A German friend recalled seeing Chao at a festival in Europe in the early 2000s, backed by his subsequent and rather large band, Radio Bemba. She rated it one of the most vibrant and spirited shows she had ever seen. I wonder if his solo performance in Delhi could be so commended.
Chao’s solo work, commercially successful as it was, suffers in comparison, in spite of well-intentioned and indeed passionate narratives of political disenfranchisement and social alienation among those cast out and under the system. It lacks the earthy innovation and spiky energy that would have made him the global superstar he should have been. Any fan of Mr Chao ought to give a serious listen to Bongo Bong, a rendition of a track on the Mano Negra album King of the Bongos, as it’s a full-on rock track with a seriously groovy hook. And bongos, too.

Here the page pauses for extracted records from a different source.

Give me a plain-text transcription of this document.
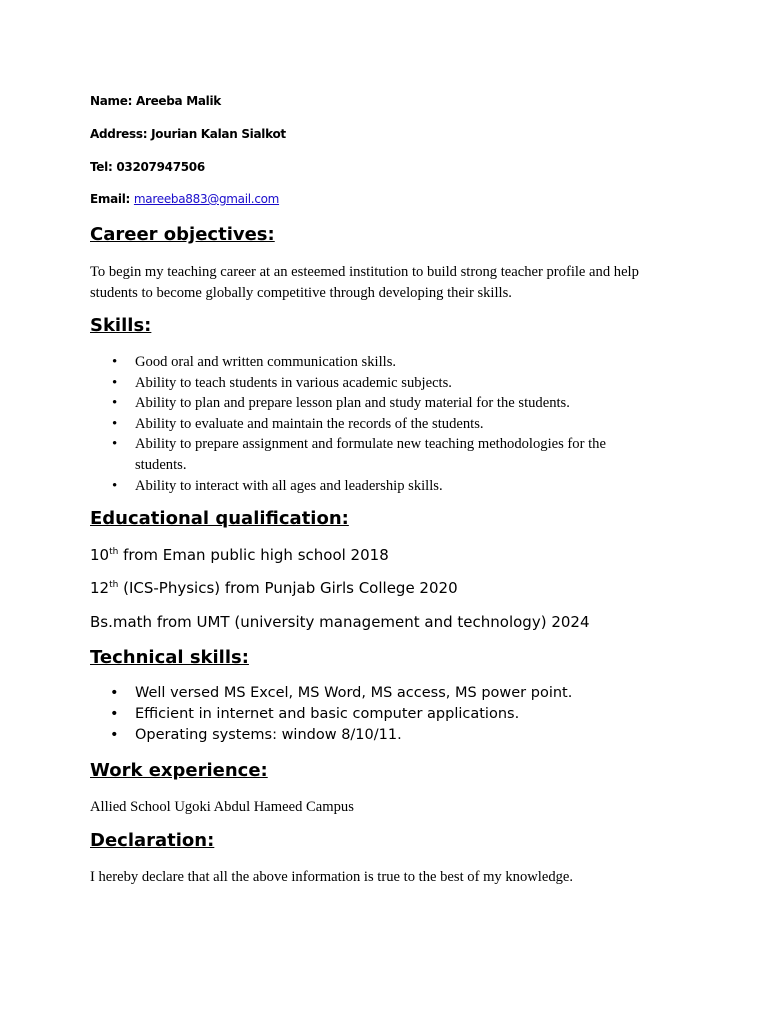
Name: Areeba Malik
Address: Jourian Kalan Sialkot
Tel: 03207947506
Email: mareeba883@gmail.com
Career objectives:
To begin my teaching career at an esteemed institution to build strong teacher profile and help students to become globally competitive through developing their skills.
Skills:
• Good oral and written communication skills.
• Ability to teach students in various academic subjects.
• Ability to plan and prepare lesson plan and study material for the students.
• Ability to evaluate and maintain the records of the students.
• Ability to prepare assignment and formulate new teaching methodologies for the students.
• Ability to interact with all ages and leadership skills.
Educational qualification:
10th from Eman public high school 2018
12th (ICS-Physics) from Punjab Girls College 2020
Bs.math from UMT (university management and technology) 2024
Technical skills:
• Well versed MS Excel, MS Word, MS access, MS power point.
• Efficient in internet and basic computer applications.
• Operating systems: window 8/10/11.
Work experience:
Allied School Ugoki Abdul Hameed Campus
Declaration:
I hereby declare that all the above information is true to the best of my knowledge.
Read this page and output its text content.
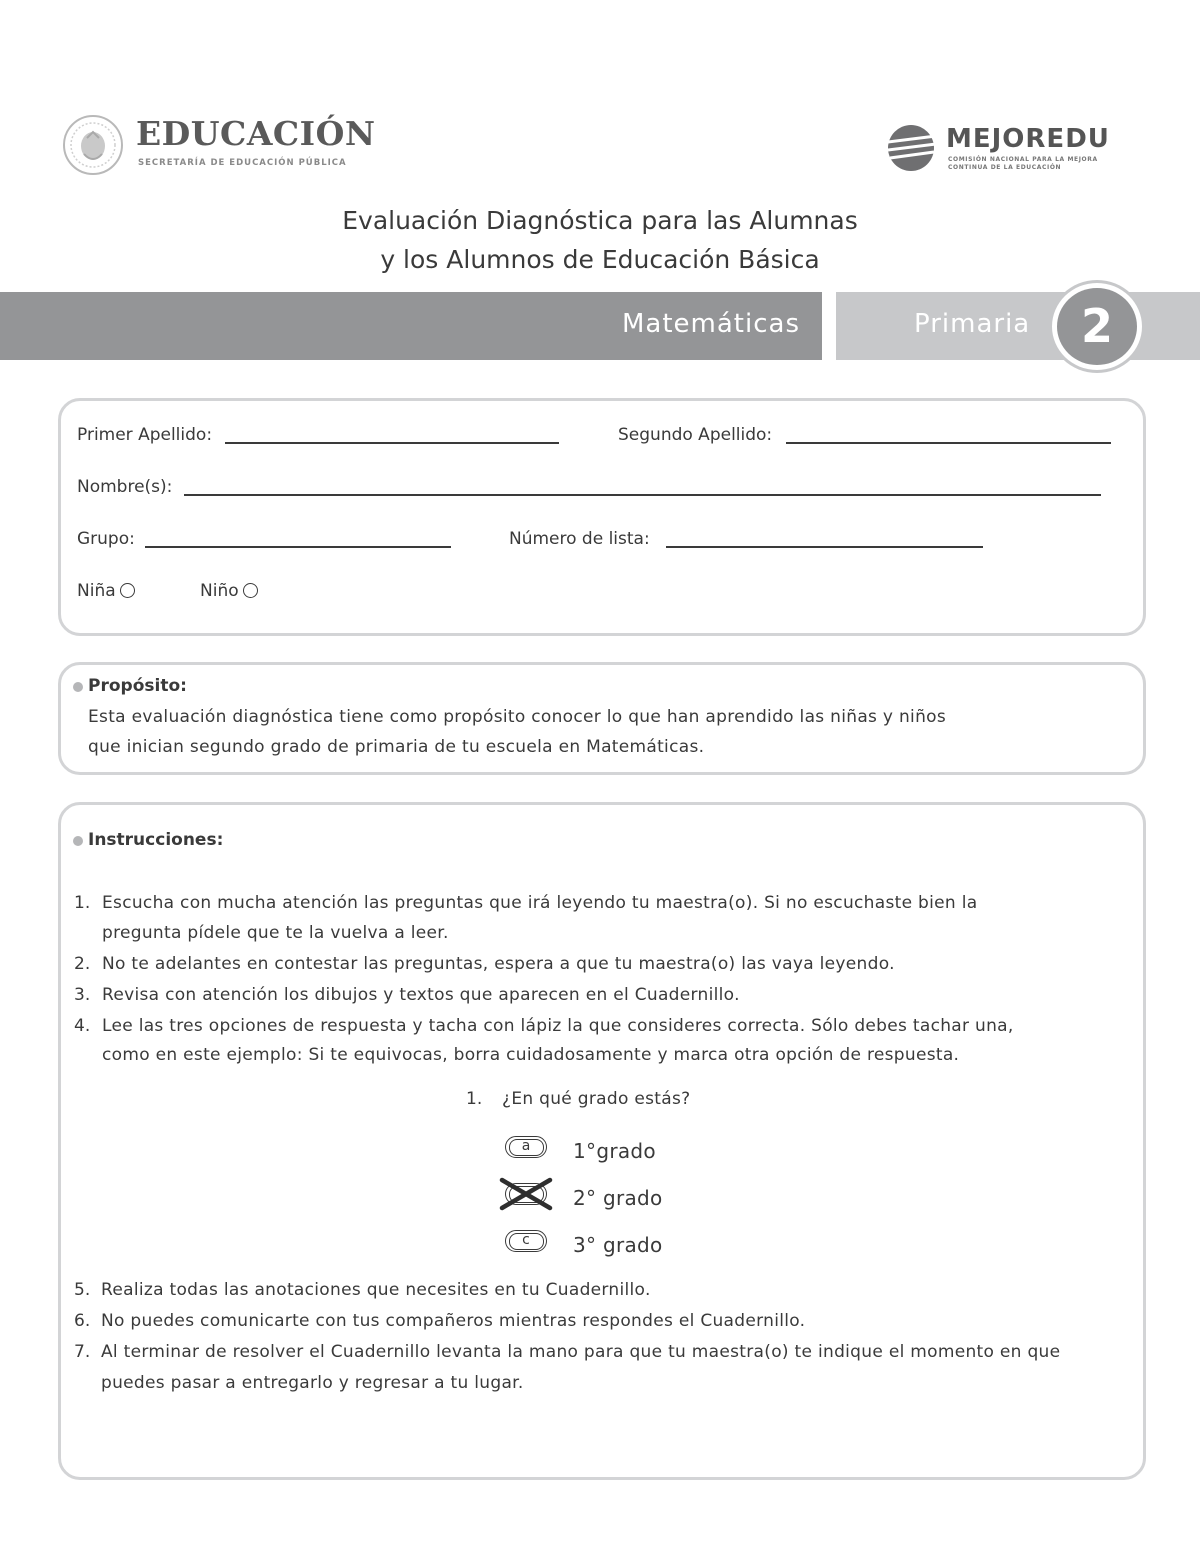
EDUCACIÓN
SECRETARÍA DE EDUCACIÓN PÚBLICA
MEJOREDU
COMISIÓN NACIONAL PARA LA MEJORA
CONTINUA DE LA EDUCACIÓN
Evaluación Diagnóstica para las Alumnas
y los Alumnos de Educación Básica
Matemáticas	Primaria	2
Primer Apellido:	Segundo Apellido:
Nombre(s):
Grupo:	Número de lista:
Niña	Niño
Propósito:
Esta evaluación diagnóstica tiene como propósito conocer lo que han aprendido las niñas y niños
que inician segundo grado de primaria de tu escuela en Matemáticas.
Instrucciones:
1. Escucha con mucha atención las preguntas que irá leyendo tu maestra(o). Si no escuchaste bien la
pregunta pídele que te la vuelva a leer.
2. No te adelantes en contestar las preguntas, espera a que tu maestra(o) las vaya leyendo.
3. Revisa con atención los dibujos y textos que aparecen en el Cuadernillo.
4. Lee las tres opciones de respuesta y tacha con lápiz la que consideres correcta. Sólo debes tachar una,
como en este ejemplo: Si te equivocas, borra cuidadosamente y marca otra opción de respuesta.
1. ¿En qué grado estás?
a	1°grado
2° grado
c	3° grado
5. Realiza todas las anotaciones que necesites en tu Cuadernillo.
6. No puedes comunicarte con tus compañeros mientras respondes el Cuadernillo.
7. Al terminar de resolver el Cuadernillo levanta la mano para que tu maestra(o) te indique el momento en que
puedes pasar a entregarlo y regresar a tu lugar.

There is a certain irony that our well-heeled Dilliwallas are so enthralled by this self-styled musical troubadour with his outspoken views on Capitalism and unequal political systems. But that is a moot point, as music is, and should be, for everyone. The point here is not to call into question the musical integrity of Mr Chao, nor is it to mock the musical sophistication—or lack thereof—of your average Delhiite. The point is that, as audiences, we perhaps shouldn’t settle for half-baked (no pun intended) excuses of performances by artists who clearly have the potential and musical chops to put on a show like no other.
Equally, as people who love and enjoy music, creating a vibrant and artist-friendly scene that will attract the gigs we deserve starts with supporting local acts, not just the minimal-techno-raver DJs and prog-rock ‘play your guitar like a sitar’ bands, accomplished as they no doubt are.
Some of the best music I have heard lately has been at small gigs in grotty bars and obscure venues, whether in London, Goa or Kampala. This makes me question the musical ethics of the global music industry at large, as it seems that nine of ten hit records are ersatz, banal and auto-tuned to death. Which is why we, its global consumers, fall upon even a whiff of apparent authenticity, expressed by bands such as The Black Keys and Kings of Leon, which, even if not particularly original, are at least not Justin Bieber. And that’s another reason why local scenes in cities are important, if nothing else: as an alternative to a global conspiracy of bad taste.